I. Introduction
Temporal action localization (TAL), aiming at localizing the action instances in an untrimmed video [1], has been applied in many applications, that is, video summarization [2], video retrieval [3], [4], and video surveillance [5]. Unlike fully supervised TAL, which needs time-consuming frame-level annotations, weakly supervised TAL only needs video-level annotations, which is much easier for building large-scale datasets. To tackle this problem, many methods employ the multiple instance learning framework [1] that uses a labeled bag consisting of multiple unlabeled instances (e.g., video snippets).
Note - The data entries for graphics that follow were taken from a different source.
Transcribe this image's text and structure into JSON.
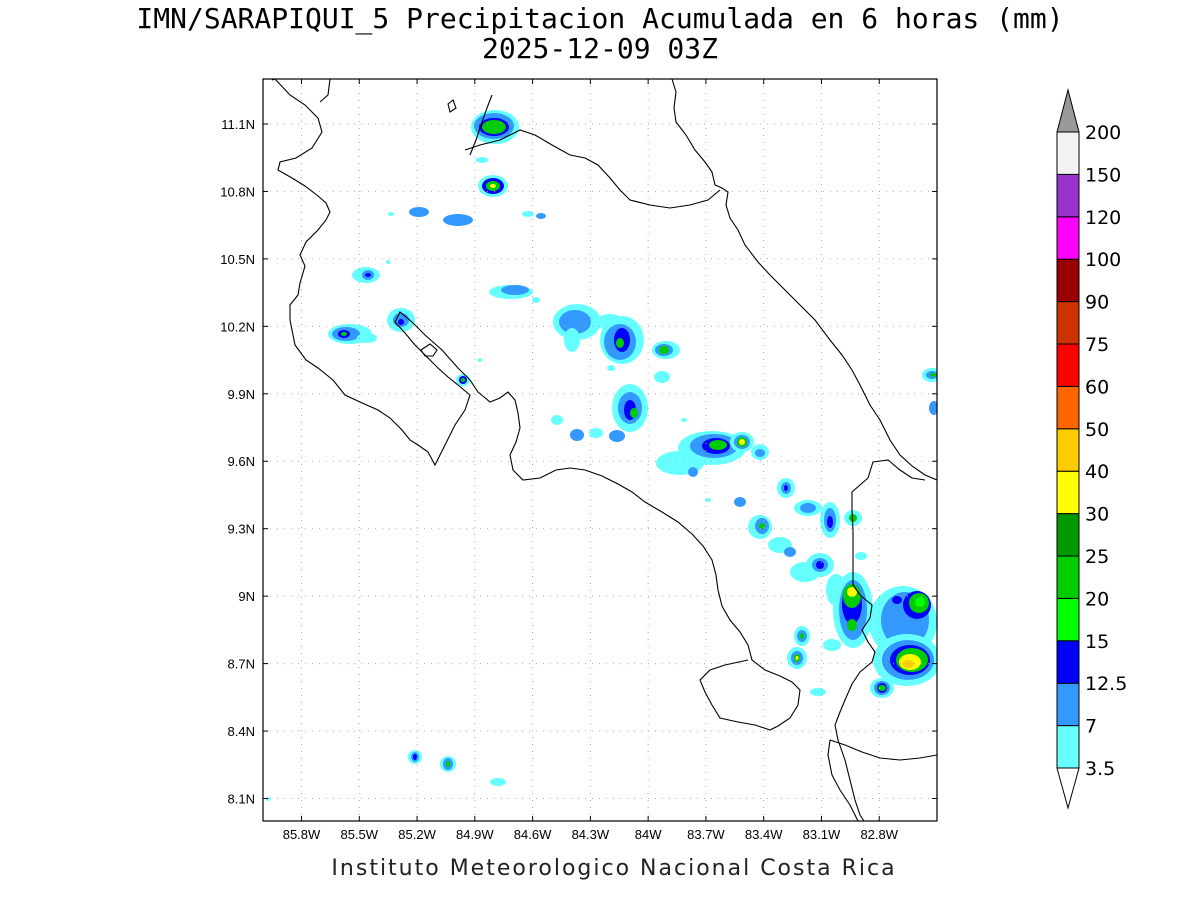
{
  "title": {
    "line1": "IMN/SARAPIQUI_5 Precipitacion Acumulada en 6 horas (mm)",
    "line2": "2025-12-09 03Z"
  },
  "footer": "Instituto Meteorologico Nacional Costa Rica",
  "map": {
    "lon_labels": [
      "85.8W",
      "85.5W",
      "85.2W",
      "84.9W",
      "84.6W",
      "84.3W",
      "84W",
      "83.7W",
      "83.4W",
      "83.1W",
      "82.8W"
    ],
    "lat_labels": [
      "11.1N",
      "10.8N",
      "10.5N",
      "10.2N",
      "9.9N",
      "9.6N",
      "9.3N",
      "9N",
      "8.7N",
      "8.4N",
      "8.1N"
    ],
    "lon_range": [
      -86.0,
      -82.5
    ],
    "lat_range": [
      8.0,
      11.3
    ]
  },
  "colorbar": {
    "levels": [
      "3.5",
      "7",
      "12.5",
      "15",
      "20",
      "25",
      "30",
      "40",
      "50",
      "60",
      "75",
      "90",
      "100",
      "120",
      "150",
      "200"
    ],
    "colors": [
      "#66ffff",
      "#3399ff",
      "#0000ff",
      "#00ff00",
      "#00cc00",
      "#009900",
      "#ffff00",
      "#ffcc00",
      "#ff6600",
      "#ff0000",
      "#cc3300",
      "#990000",
      "#ff00ff",
      "#9933cc",
      "#f2f2f2",
      "#999999"
    ]
  }
}
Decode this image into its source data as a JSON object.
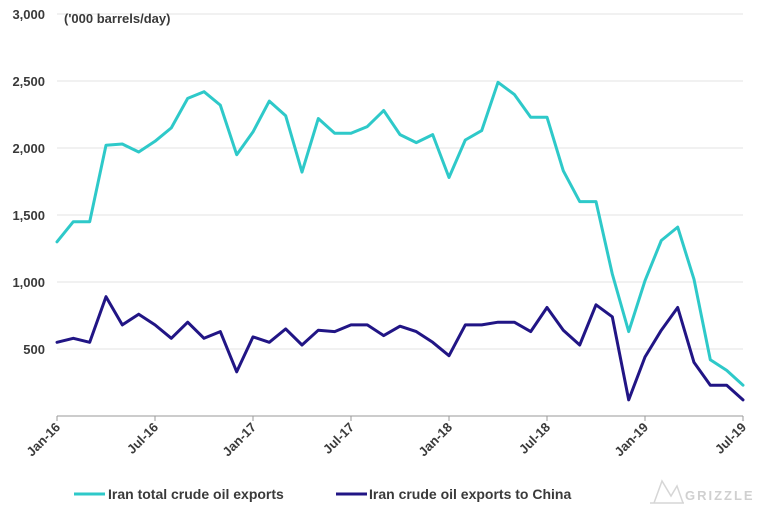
{
  "chart_data": {
    "type": "line",
    "title": "",
    "unit_label": "('000 barrels/day)",
    "xlabel": "",
    "ylabel": "",
    "ylim": [
      0,
      3000
    ],
    "yticks": [
      500,
      1000,
      1500,
      2000,
      2500,
      3000
    ],
    "ytick_labels": [
      "500",
      "1,000",
      "1,500",
      "2,000",
      "2,500",
      "3,000"
    ],
    "grid": true,
    "legend_position": "bottom",
    "x_labels": [
      {
        "index": 0,
        "label": "Jan-16"
      },
      {
        "index": 6,
        "label": "Jul-16"
      },
      {
        "index": 12,
        "label": "Jan-17"
      },
      {
        "index": 18,
        "label": "Jul-17"
      },
      {
        "index": 24,
        "label": "Jan-18"
      },
      {
        "index": 30,
        "label": "Jul-18"
      },
      {
        "index": 36,
        "label": "Jan-19"
      },
      {
        "index": 42,
        "label": "Jul-19"
      }
    ],
    "series": [
      {
        "name": "Iran total crude oil exports",
        "color": "#2ec9c9",
        "values": [
          1300,
          1450,
          1450,
          2020,
          2030,
          1970,
          2050,
          2150,
          2370,
          2420,
          2320,
          1950,
          2120,
          2350,
          2240,
          1820,
          2220,
          2110,
          2110,
          2160,
          2280,
          2100,
          2040,
          2100,
          1780,
          2060,
          2130,
          2490,
          2400,
          2230,
          2230,
          1830,
          1600,
          1600,
          1060,
          630,
          1010,
          1310,
          1410,
          1020,
          420,
          340,
          230
        ]
      },
      {
        "name": "Iran crude oil exports to China",
        "color": "#211585",
        "values": [
          550,
          580,
          550,
          890,
          680,
          760,
          680,
          580,
          700,
          580,
          630,
          330,
          590,
          550,
          650,
          530,
          640,
          630,
          680,
          680,
          600,
          670,
          630,
          550,
          450,
          680,
          680,
          700,
          700,
          630,
          810,
          640,
          530,
          830,
          740,
          120,
          440,
          640,
          810,
          400,
          230,
          230,
          120
        ]
      }
    ]
  },
  "watermark": {
    "text": "GRIZZLE"
  }
}
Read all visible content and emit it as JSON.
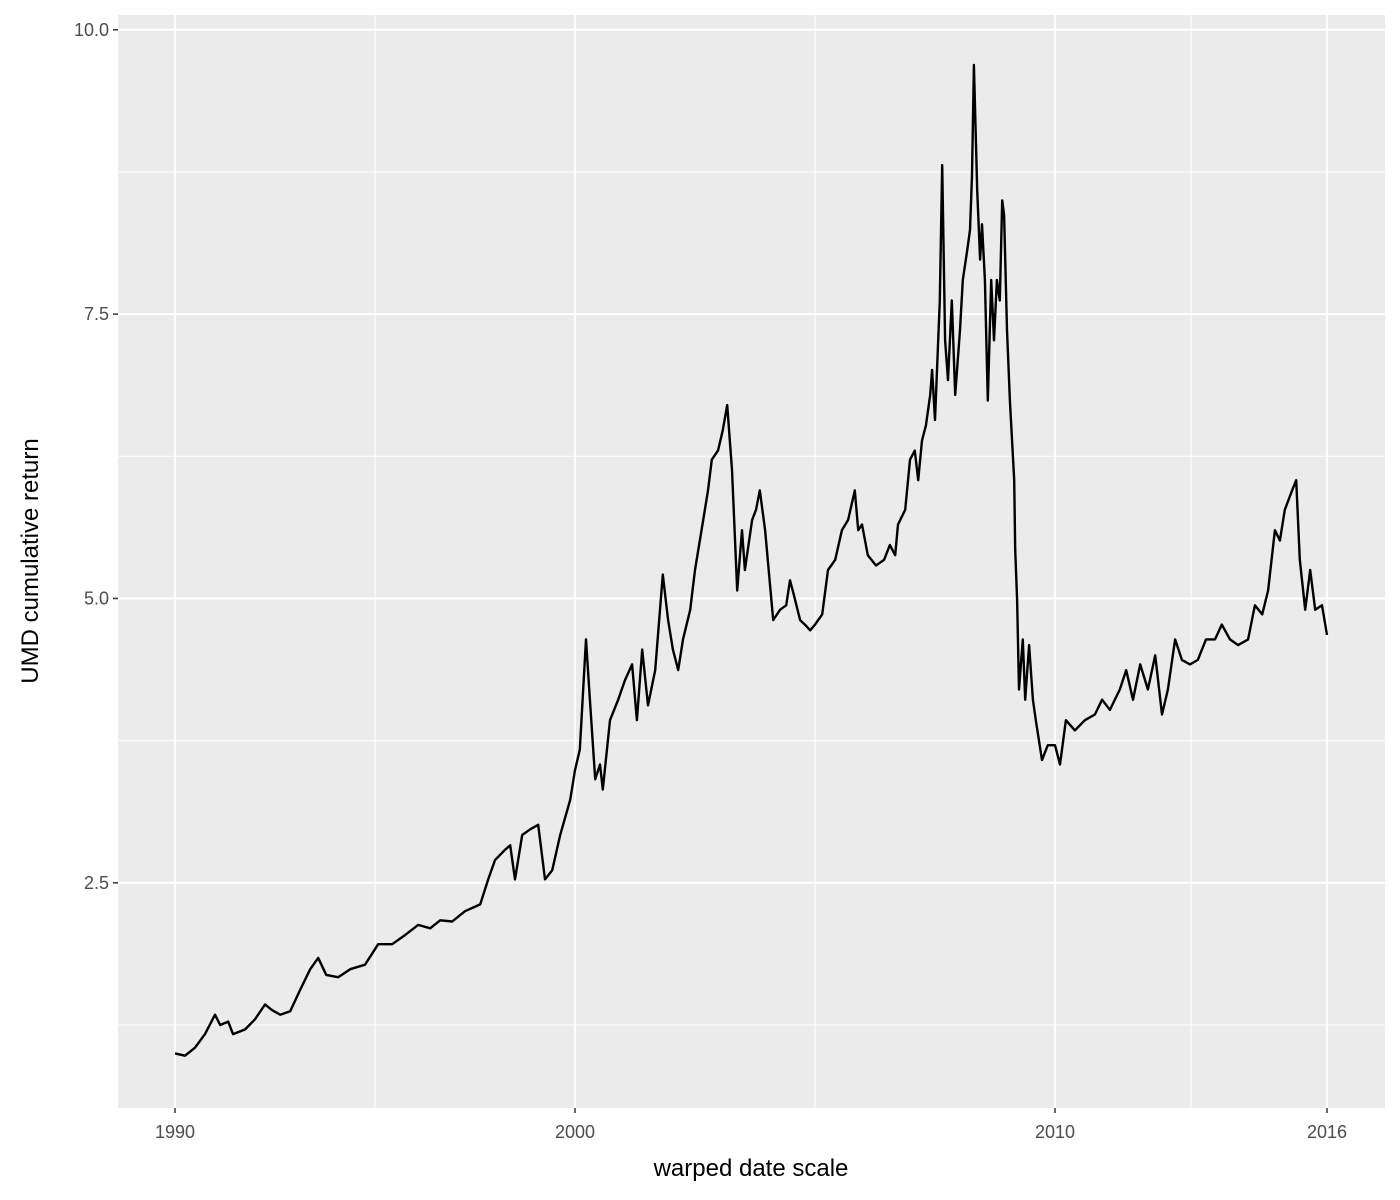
{
  "chart_data": {
    "type": "line",
    "title": "",
    "xlabel": "warped date scale",
    "ylabel": "UMD cumulative return",
    "x_scale": "warped date (piecewise linear between breaks)",
    "x_ticks": [
      "1990",
      "2000",
      "2010",
      "2016"
    ],
    "x_minor_breaks": [
      1995,
      2005,
      2013
    ],
    "y_ticks": [
      "2.5",
      "5.0",
      "7.5",
      "10.0"
    ],
    "y_tick_values": [
      2.5,
      5.0,
      7.5,
      10.0
    ],
    "y_minor_breaks": [
      1.25,
      3.75,
      6.25,
      8.75
    ],
    "xlim": [
      1988.6,
      2017.3
    ],
    "ylim": [
      0.52,
      10.13
    ],
    "grid": true,
    "line_color": "#000000",
    "panel_background": "#ebebeb",
    "x": [
      1990.0,
      1990.25,
      1990.5,
      1990.75,
      1991.0,
      1991.13,
      1991.33,
      1991.45,
      1991.75,
      1992.0,
      1992.25,
      1992.43,
      1992.63,
      1992.88,
      1993.13,
      1993.38,
      1993.58,
      1993.78,
      1994.08,
      1994.38,
      1994.75,
      1995.08,
      1995.43,
      1995.75,
      1996.08,
      1996.38,
      1996.63,
      1996.93,
      1997.25,
      1997.63,
      1997.83,
      1998.0,
      1998.25,
      1998.38,
      1998.5,
      1998.68,
      1998.88,
      1999.08,
      1999.25,
      1999.43,
      1999.63,
      1999.88,
      2000.0,
      2000.1,
      2000.23,
      2000.31,
      2000.42,
      2000.52,
      2000.58,
      2000.73,
      2000.9,
      2001.04,
      2001.19,
      2001.29,
      2001.4,
      2001.52,
      2001.67,
      2001.83,
      2001.94,
      2002.04,
      2002.15,
      2002.25,
      2002.4,
      2002.5,
      2002.67,
      2002.77,
      2002.85,
      2002.98,
      2003.08,
      2003.17,
      2003.27,
      2003.38,
      2003.48,
      2003.54,
      2003.69,
      2003.77,
      2003.85,
      2003.96,
      2004.13,
      2004.27,
      2004.4,
      2004.48,
      2004.56,
      2004.69,
      2004.79,
      2004.9,
      2005.0,
      2005.15,
      2005.27,
      2005.42,
      2005.56,
      2005.69,
      2005.83,
      2005.9,
      2005.98,
      2006.1,
      2006.27,
      2006.44,
      2006.56,
      2006.67,
      2006.73,
      2006.88,
      2006.98,
      2007.08,
      2007.15,
      2007.23,
      2007.31,
      2007.4,
      2007.44,
      2007.5,
      2007.6,
      2007.65,
      2007.71,
      2007.77,
      2007.85,
      2007.92,
      2008.02,
      2008.08,
      2008.17,
      2008.23,
      2008.27,
      2008.31,
      2008.38,
      2008.44,
      2008.48,
      2008.54,
      2008.6,
      2008.67,
      2008.73,
      2008.79,
      2008.85,
      2008.9,
      2008.94,
      2009.0,
      2009.06,
      2009.15,
      2009.17,
      2009.21,
      2009.25,
      2009.33,
      2009.38,
      2009.46,
      2009.54,
      2009.6,
      2009.73,
      2009.85,
      2010.0,
      2010.11,
      2010.24,
      2010.44,
      2010.66,
      2010.88,
      2011.04,
      2011.21,
      2011.43,
      2011.57,
      2011.72,
      2011.88,
      2012.05,
      2012.21,
      2012.36,
      2012.49,
      2012.65,
      2012.8,
      2012.98,
      2013.15,
      2013.33,
      2013.53,
      2013.68,
      2013.86,
      2014.04,
      2014.26,
      2014.41,
      2014.57,
      2014.7,
      2014.85,
      2014.96,
      2015.07,
      2015.23,
      2015.32,
      2015.4,
      2015.52,
      2015.63,
      2015.74,
      2015.89,
      2016.0
    ],
    "y": [
      1.0,
      0.98,
      1.05,
      1.17,
      1.34,
      1.25,
      1.28,
      1.17,
      1.21,
      1.3,
      1.43,
      1.38,
      1.34,
      1.37,
      1.56,
      1.74,
      1.84,
      1.69,
      1.67,
      1.74,
      1.78,
      1.96,
      1.96,
      2.04,
      2.13,
      2.1,
      2.17,
      2.16,
      2.25,
      2.31,
      2.53,
      2.7,
      2.79,
      2.83,
      2.53,
      2.92,
      2.97,
      3.01,
      2.53,
      2.61,
      2.92,
      3.23,
      3.49,
      3.67,
      4.64,
      4.11,
      3.41,
      3.54,
      3.32,
      3.93,
      4.11,
      4.28,
      4.42,
      3.93,
      4.55,
      4.06,
      4.37,
      5.21,
      4.81,
      4.55,
      4.37,
      4.64,
      4.9,
      5.25,
      5.69,
      5.95,
      6.22,
      6.3,
      6.48,
      6.7,
      6.13,
      5.07,
      5.6,
      5.25,
      5.69,
      5.78,
      5.95,
      5.6,
      4.81,
      4.9,
      4.94,
      5.16,
      5.03,
      4.81,
      4.77,
      4.72,
      4.77,
      4.86,
      5.25,
      5.34,
      5.6,
      5.69,
      5.95,
      5.6,
      5.65,
      5.38,
      5.29,
      5.34,
      5.47,
      5.38,
      5.65,
      5.78,
      6.22,
      6.3,
      6.04,
      6.39,
      6.52,
      6.79,
      7.01,
      6.57,
      7.62,
      8.81,
      7.27,
      6.92,
      7.62,
      6.79,
      7.36,
      7.8,
      8.06,
      8.24,
      8.72,
      9.69,
      8.59,
      7.98,
      8.29,
      7.8,
      6.74,
      7.8,
      7.27,
      7.8,
      7.62,
      8.5,
      8.37,
      7.36,
      6.74,
      6.04,
      5.43,
      4.99,
      4.2,
      4.64,
      4.11,
      4.59,
      4.11,
      3.93,
      3.58,
      3.71,
      3.71,
      3.54,
      3.93,
      3.84,
      3.93,
      3.98,
      4.11,
      4.02,
      4.2,
      4.37,
      4.11,
      4.42,
      4.2,
      4.5,
      3.98,
      4.2,
      4.64,
      4.46,
      4.42,
      4.46,
      4.64,
      4.64,
      4.77,
      4.64,
      4.59,
      4.64,
      4.94,
      4.86,
      5.07,
      5.6,
      5.51,
      5.78,
      5.95,
      6.04,
      5.34,
      4.9,
      5.25,
      4.9,
      4.94,
      4.68
    ]
  }
}
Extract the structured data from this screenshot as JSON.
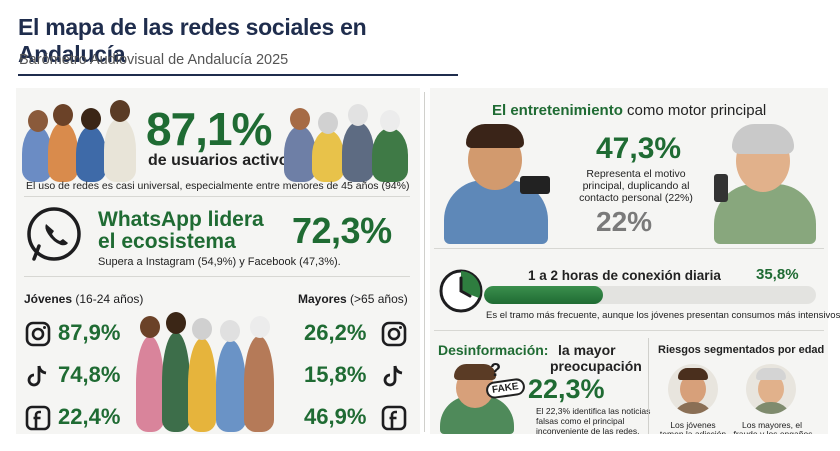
{
  "header": {
    "title": "El mapa de las redes sociales en Andalucía",
    "subtitle": "Barómetro Audiovisual de Andalucía 2025"
  },
  "users": {
    "percent": "87,1%",
    "label": "de usuarios activos",
    "note": "El uso de redes es casi universal, especialmente entre menores de 45 años (94%)"
  },
  "whatsapp": {
    "title_line1": "WhatsApp lidera",
    "title_line2": "el ecosistema",
    "percent": "72,3%",
    "note": "Supera a Instagram (54,9%) y Facebook (47,3%)."
  },
  "age": {
    "young_label": "Jóvenes",
    "young_range": "(16-24 años)",
    "old_label": "Mayores",
    "old_range": "(>65 años)",
    "rows": [
      {
        "icon": "instagram-icon",
        "young": "87,9%",
        "old": "26,2%"
      },
      {
        "icon": "tiktok-icon",
        "young": "74,8%",
        "old": "15,8%"
      },
      {
        "icon": "facebook-icon",
        "young": "22,4%",
        "old": "46,9%"
      }
    ]
  },
  "entertainment": {
    "title_strong": "El entretenimiento",
    "title_rest": "como motor principal",
    "percent": "47,3%",
    "desc_line1": "Representa el motivo",
    "desc_line2": "principal, duplicando al",
    "desc_line3": "contacto personal (22%)",
    "secondary": "22%"
  },
  "connection": {
    "title": "1 a 2 horas de conexión diaria",
    "percent": "35,8%",
    "fill_fraction": 0.358,
    "note": "Es el tramo más frecuente, aunque los jóvenes presentan consumos más intensivos"
  },
  "misinfo": {
    "title_strong": "Desinformación:",
    "title_rest1": "la mayor",
    "title_rest2": "preocupación",
    "percent": "22,3%",
    "badge": "FAKE",
    "desc_line1": "El 22,3% identifica las noticias",
    "desc_line2": "falsas como el principal",
    "desc_line3": "inconveniente de las redes."
  },
  "risks": {
    "title": "Riesgos segmentados por edad",
    "young_line1": "Los jóvenes",
    "young_line2": "temen la adicción",
    "old_line1": "Los mayores, el",
    "old_line2": "fraude y los engaños"
  },
  "colors": {
    "green": "#1f6b33",
    "navy": "#1f2d4d",
    "panel": "#f5f5f3"
  }
}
They learn the action classification scores of video snippets to form temporal class activation sequences (CAS) [6], [7]. The CAS is aggregated with a top-k mean strategy to predict the video-level labels. The action classifier in CAS still relies on the unlabeled snippets, which may fail to distinguish the highly similar action/background snippets resulting in incomplete action localization. To distinguish these unlabeled snippets, some methods use unsupervised clustering to learn class-wise prototypes [8], [9]. Each prototype uses a central feature and a variation to cover a cluster of action/background snippets. However, the action snippets contain multiple subactions and their features have large intraclass variations. The background snippets contain many unconstrained frames and their features have complex variations. As shown in Fig. 1(b), the complex variations of snippets hinder the accurate classification of action and background categories. The above methods focus on learning the snippet representation with unlabeled snippets but neglect to alleviate the misclassified prediction caused by the complex variations. It is still challenging to learn the snippet representation using complex variation snippets in weakly supervised TAL.
Methodological pipeline of our ensemble prototype learning: (a) action snippets and background snippets with large variations, (b) clustered prototype learning, (c) CPL, and (d) ESWL. In this work, we ensemble consensus prototypes of multiple stages for weakly supervised TAL.